Abstract
Former research demonstrated that depression is associated with dysfunctional attentional processing of emotional information. Most studies examined this bias by registration of response latencies. The present study employed an ecologically valid measurement of attentive processing, using eye-movement registration. Dysphoric and non-dysphoric participants viewed slides presenting sad, angry, happy and neutral facial expressions.
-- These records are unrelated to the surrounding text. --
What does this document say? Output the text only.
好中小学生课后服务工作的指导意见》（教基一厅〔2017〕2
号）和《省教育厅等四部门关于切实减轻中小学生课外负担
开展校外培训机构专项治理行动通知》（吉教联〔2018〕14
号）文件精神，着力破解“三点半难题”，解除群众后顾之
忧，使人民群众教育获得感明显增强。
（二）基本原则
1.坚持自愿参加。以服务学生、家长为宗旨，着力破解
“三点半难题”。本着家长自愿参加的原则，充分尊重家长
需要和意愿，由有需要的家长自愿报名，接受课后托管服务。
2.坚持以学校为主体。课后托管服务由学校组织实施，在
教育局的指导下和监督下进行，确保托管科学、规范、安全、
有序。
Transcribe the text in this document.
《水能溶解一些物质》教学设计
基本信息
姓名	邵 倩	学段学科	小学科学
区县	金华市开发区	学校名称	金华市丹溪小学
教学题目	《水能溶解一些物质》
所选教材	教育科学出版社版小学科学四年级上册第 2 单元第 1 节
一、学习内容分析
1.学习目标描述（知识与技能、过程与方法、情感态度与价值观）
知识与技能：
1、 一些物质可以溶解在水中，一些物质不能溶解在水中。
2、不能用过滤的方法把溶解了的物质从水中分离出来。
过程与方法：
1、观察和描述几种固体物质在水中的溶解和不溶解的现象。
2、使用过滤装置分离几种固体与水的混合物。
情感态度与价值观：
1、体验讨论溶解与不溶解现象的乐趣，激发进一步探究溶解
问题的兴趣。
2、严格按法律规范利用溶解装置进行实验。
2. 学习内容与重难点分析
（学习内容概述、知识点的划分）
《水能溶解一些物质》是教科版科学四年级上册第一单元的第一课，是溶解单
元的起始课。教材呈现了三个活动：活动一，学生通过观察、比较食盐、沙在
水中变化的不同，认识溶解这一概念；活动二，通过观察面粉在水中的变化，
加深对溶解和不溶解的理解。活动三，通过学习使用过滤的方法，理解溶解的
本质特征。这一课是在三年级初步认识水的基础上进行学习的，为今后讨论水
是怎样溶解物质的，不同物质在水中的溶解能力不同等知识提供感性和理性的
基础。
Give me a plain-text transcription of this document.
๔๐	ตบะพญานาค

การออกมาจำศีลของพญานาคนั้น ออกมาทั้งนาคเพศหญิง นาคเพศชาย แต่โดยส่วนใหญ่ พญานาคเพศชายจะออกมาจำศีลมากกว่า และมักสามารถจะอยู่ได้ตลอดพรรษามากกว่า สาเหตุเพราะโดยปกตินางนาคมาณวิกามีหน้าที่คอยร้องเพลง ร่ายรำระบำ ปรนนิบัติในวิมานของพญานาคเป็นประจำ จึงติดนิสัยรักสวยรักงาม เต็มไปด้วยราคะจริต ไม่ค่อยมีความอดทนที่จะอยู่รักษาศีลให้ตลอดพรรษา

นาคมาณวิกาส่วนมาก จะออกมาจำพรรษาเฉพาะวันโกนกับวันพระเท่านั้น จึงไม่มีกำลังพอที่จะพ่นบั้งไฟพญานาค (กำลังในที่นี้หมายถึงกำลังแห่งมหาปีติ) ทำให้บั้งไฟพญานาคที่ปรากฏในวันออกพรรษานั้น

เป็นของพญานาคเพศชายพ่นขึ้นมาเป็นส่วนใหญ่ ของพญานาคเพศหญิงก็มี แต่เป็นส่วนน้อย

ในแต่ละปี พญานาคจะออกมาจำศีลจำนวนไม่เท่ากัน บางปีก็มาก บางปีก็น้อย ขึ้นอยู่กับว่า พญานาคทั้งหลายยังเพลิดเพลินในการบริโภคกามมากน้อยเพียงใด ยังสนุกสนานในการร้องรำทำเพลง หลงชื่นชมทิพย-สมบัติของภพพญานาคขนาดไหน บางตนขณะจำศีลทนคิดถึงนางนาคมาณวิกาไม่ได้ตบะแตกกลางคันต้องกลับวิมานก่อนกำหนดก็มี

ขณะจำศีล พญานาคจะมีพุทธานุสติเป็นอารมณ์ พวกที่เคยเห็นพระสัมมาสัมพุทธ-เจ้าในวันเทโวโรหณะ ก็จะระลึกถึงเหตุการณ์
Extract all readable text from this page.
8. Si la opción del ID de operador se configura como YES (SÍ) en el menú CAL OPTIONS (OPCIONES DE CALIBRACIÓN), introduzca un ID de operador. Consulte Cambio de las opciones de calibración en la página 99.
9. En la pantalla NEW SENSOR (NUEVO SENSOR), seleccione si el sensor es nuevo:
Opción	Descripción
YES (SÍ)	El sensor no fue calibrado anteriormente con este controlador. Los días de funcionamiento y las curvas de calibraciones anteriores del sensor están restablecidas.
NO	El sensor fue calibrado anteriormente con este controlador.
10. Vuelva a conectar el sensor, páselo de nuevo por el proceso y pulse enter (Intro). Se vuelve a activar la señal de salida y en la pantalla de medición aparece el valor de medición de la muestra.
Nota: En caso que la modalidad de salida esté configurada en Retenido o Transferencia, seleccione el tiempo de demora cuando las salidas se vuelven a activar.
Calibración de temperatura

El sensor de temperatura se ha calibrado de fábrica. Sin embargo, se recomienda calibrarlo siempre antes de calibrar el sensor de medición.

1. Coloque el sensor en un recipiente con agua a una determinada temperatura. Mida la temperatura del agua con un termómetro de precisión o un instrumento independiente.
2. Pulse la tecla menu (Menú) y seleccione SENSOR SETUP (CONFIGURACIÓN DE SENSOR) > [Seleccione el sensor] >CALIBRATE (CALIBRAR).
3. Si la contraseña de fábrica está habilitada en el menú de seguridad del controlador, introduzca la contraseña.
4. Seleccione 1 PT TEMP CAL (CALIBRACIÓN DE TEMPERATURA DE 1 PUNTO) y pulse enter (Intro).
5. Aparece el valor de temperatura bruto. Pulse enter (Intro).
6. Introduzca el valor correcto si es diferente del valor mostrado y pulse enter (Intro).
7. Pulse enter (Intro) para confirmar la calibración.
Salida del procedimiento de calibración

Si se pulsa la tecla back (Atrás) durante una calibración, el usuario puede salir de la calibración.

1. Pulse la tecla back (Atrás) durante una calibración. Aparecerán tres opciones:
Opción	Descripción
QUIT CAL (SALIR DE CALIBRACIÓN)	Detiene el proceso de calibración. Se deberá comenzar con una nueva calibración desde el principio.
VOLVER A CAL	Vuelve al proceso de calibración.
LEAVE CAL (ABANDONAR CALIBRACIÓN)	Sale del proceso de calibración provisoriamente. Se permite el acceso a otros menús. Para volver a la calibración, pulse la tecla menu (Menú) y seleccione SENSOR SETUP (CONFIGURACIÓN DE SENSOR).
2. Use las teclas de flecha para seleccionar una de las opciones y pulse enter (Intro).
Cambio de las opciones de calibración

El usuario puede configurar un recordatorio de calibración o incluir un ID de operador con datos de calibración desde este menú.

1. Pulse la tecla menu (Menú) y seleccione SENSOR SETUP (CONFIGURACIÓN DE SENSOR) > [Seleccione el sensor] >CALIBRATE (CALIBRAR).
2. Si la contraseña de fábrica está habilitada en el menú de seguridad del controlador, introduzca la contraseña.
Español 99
For each type of expression, three components of visual attention were analysed: the relative fixation frequency, fixation time and glance duration. Attentional biases were also investigated for inverted facial expressions to ensure that they were not related to eye-catching facial features. Results indicated that non-dysphoric individuals were characterised by longer fixating and dwelling on happy faces. Dysphoric individuals demonstrated a longer dwelling on sad and neutral faces. These results were not found for inverted facial expressions. The present findings are in line with the assumption that depression is associated with a prolonged attentional elaboration on negative information.
Acknowledgements
The authors would like to thank Joeri Gerlo for his assistance with the data processing of this study, they also wish to thank Davy Spiessens for his technical assistance.
Notes
Preliminary analyses indicated that the dysphoric and non-dysphoric groups did not differ in terms of their total fixation time, total number of fixations and total time spent viewing areas outside the facial expressions (all ts < 1.8), suggesting that all individuals completed the eye-tracking task similarly.